Race To The Bottom The constant search for cheaper wages, lower taxes and weaker environmental and other regulations, produces a downward spiral in socio-economic conditions in the United States and in countries around the world. For example, jobs moved from Detroit to Mexico in pursuit of lower wages, and now jobs are being moved from Mexico to China.
Reactivation A resumption of the activated status of an entire area that was previously deactivated without any change in the operator or the area boundaries.
Recourse The right to claim a refund from another party which has handled a bill at an earlier stage.
Red Clause Credit A credit with a clause which authorises the advising bank to make an advance payment to the beneficiary – see special DCs.
Regional Commissioner The Regional Commissioner of Customs for the Customs Region in which the zone is located.

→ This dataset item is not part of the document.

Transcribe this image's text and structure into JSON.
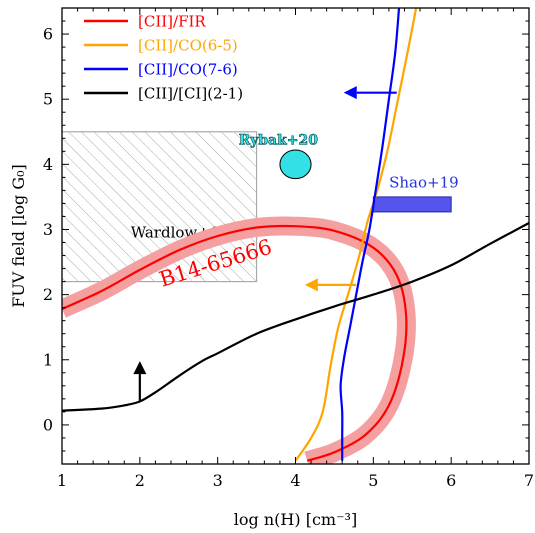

Reimbursing Bank The bank nominated by the DC issuing bank that will pay the value of the DC to the negotiating/paying bank.

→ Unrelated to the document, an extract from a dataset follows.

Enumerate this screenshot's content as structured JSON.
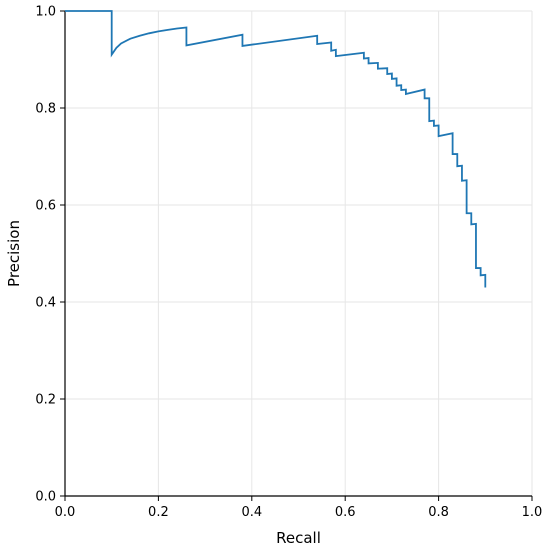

Remitting Bank Bank that sends the draft to overseas bank for collection.
Representative See Foreign sales agent.
Resident Member The official that has been delegated authority by the Secretary of the Army to act on nondiscretionary zone matters.
Retail Trade Generally, sales or offers to sell goods or services to individuals for personal use.
Retirement The act of paying or settling an outstanding bill or import loan; i.e. payment by the importer to the Bank.
Revocable Credit One that may be amended or cancelled without notice to the beneficiary.
Revocable Letter Of Credit A letter of credit that can be cancelled or altered by the drawee (buyer) after it has been issued by the drawee’s bank. Compare Irrevocable letter of credit.
Revolving Credit A credit automatically reinstated after each drawing or upon receipt of authorisation from DC issuing bank, with limits as to the duration of the facility and as to the (cumulative or non-cumulative) amount involved for each drawing – see Special DCs.
Ruling Adecision rendered by the Customs Service on an issue or issues surrounding a particular importation of merchandise. Rulings are published and can usually be appealed to a higher administrative body or to a court of law.